И так стало тихо, что от соседнего кустарника, вершка четыре от ствола, отскочила вдруг голубенькая мышка. Юхтач называется она, что значит – жадный. Задумчив и величав ее чуть загнутый нос.
Палейка приподнялся на локтях, вынул неслышно наган. Рот у него открылся: один зуб у него, оказывается, перерос другие. И главное – желтее всех.
Он повернул потную голову к Омехину и сказал:
– Пали!
Омехин хотел отступить, но Палейка приподнял на глаз мушку, и Омехин прошептал:
– Бог с тобой, Максим Семеныч, с чего я в тебя палить буду?

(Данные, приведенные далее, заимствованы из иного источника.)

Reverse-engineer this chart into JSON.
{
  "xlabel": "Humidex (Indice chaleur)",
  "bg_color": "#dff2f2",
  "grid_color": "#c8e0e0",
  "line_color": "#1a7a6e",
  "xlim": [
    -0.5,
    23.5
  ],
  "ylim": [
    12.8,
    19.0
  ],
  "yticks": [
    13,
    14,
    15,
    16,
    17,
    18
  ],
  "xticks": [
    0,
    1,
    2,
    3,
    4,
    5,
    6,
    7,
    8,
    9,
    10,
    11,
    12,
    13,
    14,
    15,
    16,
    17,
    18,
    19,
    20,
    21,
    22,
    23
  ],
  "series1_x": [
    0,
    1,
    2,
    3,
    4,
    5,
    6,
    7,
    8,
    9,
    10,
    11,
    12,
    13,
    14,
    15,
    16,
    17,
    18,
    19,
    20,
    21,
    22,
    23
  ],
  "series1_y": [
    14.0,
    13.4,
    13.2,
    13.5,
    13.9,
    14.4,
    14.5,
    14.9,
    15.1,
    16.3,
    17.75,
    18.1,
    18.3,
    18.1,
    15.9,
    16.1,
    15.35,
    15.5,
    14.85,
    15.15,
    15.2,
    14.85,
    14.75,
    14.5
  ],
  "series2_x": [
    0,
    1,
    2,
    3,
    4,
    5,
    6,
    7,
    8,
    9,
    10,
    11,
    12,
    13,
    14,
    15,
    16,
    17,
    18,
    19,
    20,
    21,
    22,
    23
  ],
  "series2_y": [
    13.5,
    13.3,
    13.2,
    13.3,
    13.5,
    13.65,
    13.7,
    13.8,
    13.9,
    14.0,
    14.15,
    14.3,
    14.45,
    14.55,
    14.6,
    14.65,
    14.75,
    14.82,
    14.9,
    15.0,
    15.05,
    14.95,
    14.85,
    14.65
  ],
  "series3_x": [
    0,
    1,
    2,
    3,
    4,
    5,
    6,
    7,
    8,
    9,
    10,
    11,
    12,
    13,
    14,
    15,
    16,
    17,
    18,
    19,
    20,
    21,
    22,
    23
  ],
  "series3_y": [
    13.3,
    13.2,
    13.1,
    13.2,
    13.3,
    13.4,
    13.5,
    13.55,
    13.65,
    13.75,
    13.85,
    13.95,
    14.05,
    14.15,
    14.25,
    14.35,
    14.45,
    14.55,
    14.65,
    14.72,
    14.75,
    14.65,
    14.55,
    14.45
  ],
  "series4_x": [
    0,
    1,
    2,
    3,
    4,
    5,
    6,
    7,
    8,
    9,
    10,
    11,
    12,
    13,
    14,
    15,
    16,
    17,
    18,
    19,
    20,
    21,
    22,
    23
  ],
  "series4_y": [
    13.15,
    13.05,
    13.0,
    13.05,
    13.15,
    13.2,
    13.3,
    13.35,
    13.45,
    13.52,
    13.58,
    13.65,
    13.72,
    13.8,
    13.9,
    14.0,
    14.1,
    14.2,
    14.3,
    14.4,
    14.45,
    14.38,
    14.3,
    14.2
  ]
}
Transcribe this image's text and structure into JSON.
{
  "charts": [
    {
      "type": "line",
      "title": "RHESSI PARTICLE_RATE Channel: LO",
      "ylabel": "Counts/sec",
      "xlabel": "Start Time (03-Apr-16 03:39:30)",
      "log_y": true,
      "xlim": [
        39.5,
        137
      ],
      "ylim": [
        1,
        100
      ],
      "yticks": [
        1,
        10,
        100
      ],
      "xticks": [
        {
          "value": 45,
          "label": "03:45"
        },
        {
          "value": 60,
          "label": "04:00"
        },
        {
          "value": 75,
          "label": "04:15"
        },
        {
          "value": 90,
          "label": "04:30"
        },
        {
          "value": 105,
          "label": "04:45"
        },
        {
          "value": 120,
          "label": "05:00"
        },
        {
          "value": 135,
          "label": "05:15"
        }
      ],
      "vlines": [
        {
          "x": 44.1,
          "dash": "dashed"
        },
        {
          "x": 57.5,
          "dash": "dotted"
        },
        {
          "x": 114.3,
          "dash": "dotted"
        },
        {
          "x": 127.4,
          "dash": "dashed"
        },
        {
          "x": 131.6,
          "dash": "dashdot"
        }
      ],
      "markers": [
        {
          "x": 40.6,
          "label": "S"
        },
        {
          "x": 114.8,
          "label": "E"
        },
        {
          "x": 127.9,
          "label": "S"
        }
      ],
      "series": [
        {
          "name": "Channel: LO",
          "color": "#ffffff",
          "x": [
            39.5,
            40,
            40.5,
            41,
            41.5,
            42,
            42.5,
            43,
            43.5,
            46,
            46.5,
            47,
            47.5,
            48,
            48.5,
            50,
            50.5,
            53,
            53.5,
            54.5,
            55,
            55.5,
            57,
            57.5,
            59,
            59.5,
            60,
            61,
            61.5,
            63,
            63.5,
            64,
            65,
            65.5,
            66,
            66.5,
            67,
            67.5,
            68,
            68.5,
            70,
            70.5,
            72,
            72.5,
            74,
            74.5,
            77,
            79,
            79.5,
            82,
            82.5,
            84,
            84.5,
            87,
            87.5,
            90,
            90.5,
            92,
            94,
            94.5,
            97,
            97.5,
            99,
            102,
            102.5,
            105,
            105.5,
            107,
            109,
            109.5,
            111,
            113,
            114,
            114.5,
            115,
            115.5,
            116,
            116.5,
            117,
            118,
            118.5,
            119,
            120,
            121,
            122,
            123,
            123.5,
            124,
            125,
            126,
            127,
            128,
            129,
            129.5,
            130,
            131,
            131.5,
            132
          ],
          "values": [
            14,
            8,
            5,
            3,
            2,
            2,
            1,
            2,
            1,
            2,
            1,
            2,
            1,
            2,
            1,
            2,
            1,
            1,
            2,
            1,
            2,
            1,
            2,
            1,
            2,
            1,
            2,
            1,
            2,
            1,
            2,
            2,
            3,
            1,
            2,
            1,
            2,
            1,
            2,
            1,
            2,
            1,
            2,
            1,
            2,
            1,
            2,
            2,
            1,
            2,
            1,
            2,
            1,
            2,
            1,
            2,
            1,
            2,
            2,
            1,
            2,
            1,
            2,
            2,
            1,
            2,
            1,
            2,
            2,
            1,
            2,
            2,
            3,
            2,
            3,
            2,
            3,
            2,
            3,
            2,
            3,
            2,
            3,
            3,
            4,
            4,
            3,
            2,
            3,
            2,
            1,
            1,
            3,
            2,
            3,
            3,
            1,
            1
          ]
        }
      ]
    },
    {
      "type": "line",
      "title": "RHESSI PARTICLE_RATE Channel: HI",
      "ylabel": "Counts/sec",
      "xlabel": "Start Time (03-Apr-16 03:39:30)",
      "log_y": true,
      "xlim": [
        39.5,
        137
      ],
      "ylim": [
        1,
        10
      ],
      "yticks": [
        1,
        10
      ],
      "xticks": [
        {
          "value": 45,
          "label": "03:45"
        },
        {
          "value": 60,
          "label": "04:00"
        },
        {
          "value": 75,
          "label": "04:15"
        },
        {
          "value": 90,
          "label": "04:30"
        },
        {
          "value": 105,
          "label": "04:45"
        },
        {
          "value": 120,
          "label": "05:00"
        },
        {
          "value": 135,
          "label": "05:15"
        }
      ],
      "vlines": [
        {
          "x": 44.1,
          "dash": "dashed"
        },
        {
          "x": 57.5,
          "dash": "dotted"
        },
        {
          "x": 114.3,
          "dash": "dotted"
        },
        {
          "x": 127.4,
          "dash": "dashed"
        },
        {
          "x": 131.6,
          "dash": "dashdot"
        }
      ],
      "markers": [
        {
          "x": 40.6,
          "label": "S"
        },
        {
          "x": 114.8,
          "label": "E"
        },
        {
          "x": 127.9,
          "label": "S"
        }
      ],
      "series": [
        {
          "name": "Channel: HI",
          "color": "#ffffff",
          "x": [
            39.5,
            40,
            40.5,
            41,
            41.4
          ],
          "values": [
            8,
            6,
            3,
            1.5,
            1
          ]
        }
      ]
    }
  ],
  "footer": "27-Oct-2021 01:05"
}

– Не в меня, в мышь. Кто попадает, тому она и достанется. Пали, ради бога.
– Спятил! Да никогда я в мышей не стрелял из револьвера.
– Пали! Считаю до двух. Кто убьет – тому. Система у нас разная. Пали, тебе говорят.
Мышь насторожилась, хвост у нее поднялся, она вздохнула, собралась бежать… и вдруг, не чуя себя, Омехин шепнул:
– Считай!
Глава пятаяЖенщина лежала на лавке, подложив папаху под голову. Когда Палейка вскочил в мазанку и поспешно задвинул за собой дверь, она быстро поднялась и села, держась обеими руками за кромку плахи.
– Я закричу. Что вам?
Не отвечая, Палейка чиркнул спичку и зажег небольшой огарок, оглянулся – куда бы его поставить. Она прищурилась, словно приберегая глаза для разбега, быстро согнула в локте его руку и сказала:
– Стойте так!
Осторожно достала из кармана кофточки круглое зеркальце и пудреницу из бокового кармана юбки и, открыв голубую коробочку, не глядя на Палейку, неподвижно светившего ей, стала пудриться.
Когда нос стал белее лица, она губной помадой тронула чуть-чуть губы. Улыбнулась тягостно-легко.
– Теперь хорошо.
Спрятав пудру и помаду, взглянула на Палейку. Зеркальце осталось у ней в руках. Вытянулась и, еще притянув к носу зеркальце, тронула рукой грудь Палейки.
– Отойдите дальше.
Палейка, повинуясь совсем не ее руке, задевшей, словно пчела, отступил назад.
В зеркале брызнулась отсветом свеча, ему захотелось загасить – но губы ссохлись.
Она опять села и положила зеркальце на колени.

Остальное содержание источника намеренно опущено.